IATA has also issued its first profit outlook for 2009, showing an industry net loss of USD4.1 billion, and noting, "most economies are expected to deliver even weaker economic growth next year, which will negatively impact air travel and freight". Oil prices are projected to average USD110 per barrel (USD136 for jet fuel) in 2009, while traffic growth is expected to be weak. The 2009 fuel bill is expected to rise, as hedging offers less protection, to USD223 billion, comprising 40% of operating expenses.
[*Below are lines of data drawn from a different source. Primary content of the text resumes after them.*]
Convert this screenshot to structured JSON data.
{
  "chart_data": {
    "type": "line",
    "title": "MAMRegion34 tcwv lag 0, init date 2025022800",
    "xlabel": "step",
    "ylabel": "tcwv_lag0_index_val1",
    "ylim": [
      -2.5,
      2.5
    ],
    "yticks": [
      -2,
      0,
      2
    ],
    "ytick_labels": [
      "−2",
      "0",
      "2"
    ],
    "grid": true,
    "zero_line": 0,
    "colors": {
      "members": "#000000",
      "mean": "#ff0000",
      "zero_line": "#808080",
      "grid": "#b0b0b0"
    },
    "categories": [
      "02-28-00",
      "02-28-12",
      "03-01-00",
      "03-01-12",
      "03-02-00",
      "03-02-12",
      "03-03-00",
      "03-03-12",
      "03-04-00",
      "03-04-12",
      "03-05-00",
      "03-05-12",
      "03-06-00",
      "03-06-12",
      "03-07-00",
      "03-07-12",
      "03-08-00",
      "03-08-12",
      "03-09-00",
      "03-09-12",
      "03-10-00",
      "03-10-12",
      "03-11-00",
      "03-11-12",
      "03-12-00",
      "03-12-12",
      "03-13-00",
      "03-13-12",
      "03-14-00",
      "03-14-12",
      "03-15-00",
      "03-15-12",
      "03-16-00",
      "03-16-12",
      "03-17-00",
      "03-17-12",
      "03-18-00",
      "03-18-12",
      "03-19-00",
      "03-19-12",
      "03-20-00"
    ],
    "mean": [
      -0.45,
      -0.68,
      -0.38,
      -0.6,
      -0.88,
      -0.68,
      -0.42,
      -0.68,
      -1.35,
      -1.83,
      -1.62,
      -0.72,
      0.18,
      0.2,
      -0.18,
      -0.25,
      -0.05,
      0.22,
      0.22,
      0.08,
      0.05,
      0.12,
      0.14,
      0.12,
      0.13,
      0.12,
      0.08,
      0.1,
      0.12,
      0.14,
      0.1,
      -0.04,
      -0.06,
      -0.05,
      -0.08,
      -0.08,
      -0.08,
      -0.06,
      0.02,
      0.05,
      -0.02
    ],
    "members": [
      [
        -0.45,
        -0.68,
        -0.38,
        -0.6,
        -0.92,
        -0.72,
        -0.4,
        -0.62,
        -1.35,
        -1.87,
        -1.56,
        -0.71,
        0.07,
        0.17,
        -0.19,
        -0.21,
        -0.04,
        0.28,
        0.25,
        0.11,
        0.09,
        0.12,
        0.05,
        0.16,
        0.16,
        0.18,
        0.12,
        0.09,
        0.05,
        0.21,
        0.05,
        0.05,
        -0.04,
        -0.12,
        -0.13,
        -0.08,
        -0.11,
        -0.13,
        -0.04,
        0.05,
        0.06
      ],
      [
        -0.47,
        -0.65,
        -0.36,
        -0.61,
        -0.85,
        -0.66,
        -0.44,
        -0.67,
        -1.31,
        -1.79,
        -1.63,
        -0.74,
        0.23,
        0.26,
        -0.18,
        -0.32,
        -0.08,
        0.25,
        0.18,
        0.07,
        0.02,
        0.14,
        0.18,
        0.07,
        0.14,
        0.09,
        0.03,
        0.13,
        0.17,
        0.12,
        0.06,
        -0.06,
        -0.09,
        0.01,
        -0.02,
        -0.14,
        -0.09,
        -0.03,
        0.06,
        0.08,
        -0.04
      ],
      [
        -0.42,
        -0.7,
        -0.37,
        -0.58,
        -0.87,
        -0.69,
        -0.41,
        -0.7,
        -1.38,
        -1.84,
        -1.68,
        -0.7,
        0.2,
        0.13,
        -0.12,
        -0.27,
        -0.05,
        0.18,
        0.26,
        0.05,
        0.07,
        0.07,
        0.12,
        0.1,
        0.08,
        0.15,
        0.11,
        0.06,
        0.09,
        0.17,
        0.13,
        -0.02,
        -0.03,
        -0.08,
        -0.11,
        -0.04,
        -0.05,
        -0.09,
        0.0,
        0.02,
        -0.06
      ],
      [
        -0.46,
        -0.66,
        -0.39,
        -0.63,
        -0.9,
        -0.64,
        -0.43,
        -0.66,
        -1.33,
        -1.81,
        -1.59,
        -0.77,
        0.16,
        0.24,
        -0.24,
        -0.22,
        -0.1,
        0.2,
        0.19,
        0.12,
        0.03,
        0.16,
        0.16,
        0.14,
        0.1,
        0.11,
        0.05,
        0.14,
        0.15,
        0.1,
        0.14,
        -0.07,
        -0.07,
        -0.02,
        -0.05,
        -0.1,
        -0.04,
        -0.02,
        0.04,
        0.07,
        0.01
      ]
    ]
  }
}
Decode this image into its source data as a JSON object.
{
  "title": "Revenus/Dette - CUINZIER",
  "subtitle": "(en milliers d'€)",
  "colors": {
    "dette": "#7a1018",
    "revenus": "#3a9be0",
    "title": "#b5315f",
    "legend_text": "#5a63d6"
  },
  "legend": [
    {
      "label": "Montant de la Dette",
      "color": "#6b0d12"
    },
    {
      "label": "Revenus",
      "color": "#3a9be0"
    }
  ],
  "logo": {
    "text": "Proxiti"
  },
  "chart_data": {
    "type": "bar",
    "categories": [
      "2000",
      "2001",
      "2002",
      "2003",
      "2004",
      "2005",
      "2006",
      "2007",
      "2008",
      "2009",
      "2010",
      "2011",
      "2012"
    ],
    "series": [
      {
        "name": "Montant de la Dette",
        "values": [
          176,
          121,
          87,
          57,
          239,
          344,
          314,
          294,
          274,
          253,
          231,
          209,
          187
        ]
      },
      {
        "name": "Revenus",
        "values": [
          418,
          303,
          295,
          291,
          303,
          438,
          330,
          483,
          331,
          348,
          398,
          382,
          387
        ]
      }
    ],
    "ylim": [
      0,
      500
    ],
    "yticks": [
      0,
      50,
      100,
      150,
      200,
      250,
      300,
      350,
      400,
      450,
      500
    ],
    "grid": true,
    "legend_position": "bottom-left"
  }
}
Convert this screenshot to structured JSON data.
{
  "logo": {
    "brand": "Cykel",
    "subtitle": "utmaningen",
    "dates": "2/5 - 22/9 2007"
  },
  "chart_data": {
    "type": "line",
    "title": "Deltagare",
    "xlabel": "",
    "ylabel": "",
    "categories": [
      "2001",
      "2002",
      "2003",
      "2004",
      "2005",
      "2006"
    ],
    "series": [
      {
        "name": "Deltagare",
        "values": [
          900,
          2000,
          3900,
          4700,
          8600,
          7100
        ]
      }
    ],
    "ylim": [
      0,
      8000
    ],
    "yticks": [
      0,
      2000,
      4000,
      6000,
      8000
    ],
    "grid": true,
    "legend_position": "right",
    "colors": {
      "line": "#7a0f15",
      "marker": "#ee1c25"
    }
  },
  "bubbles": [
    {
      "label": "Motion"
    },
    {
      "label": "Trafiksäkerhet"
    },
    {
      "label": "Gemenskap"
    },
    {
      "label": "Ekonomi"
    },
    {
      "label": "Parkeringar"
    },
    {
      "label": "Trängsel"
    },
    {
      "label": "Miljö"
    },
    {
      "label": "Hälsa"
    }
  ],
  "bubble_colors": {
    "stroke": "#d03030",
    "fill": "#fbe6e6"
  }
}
The good news of the recent fall in the oil price reflects the bad news of a sharp slowdown in the global economy, which is evidenced in airline traffic data. IATA revealed worldwide international passenger demand growth fell to 1.9% in Jul-08 - the lowest in five years, while capacity increased by double that, pushing the load factor down to 79.9%, down 1 percentage point.
Asia Pacific carriers reported a 0.5% reduction in passenger demand in Jul-08. IATA stated this was partly attributable to a change in Chinese visa requirements in the lead up to the Olympics, "but also [showed] that economic weakness is spreading to previously robust economies". Asia Pacific carriers also reported a worrying 6.5% reduction in cargo demand in the month, driving worldwide down 1.9% year-on-year.
As a result of the weaker economic outlook, IATA significantly revised downward its traffic forecast for domestic and international markets combined. Global passenger traffic is now expected to grow on average by 3.2% (previously 3.9%) and air freight volumes by just 1.8% (was 3.9%). This is only half the pace of expansion seen in 2007.
What the report does not reflect is the fact that a combination of lower fuel costs and slowing demand offers ideas conditions for airlines with a lower cost base. If this is the direction the economy takes for a year or more, we can expect to see some significant changes in the industry's structure as we enter the next cycle.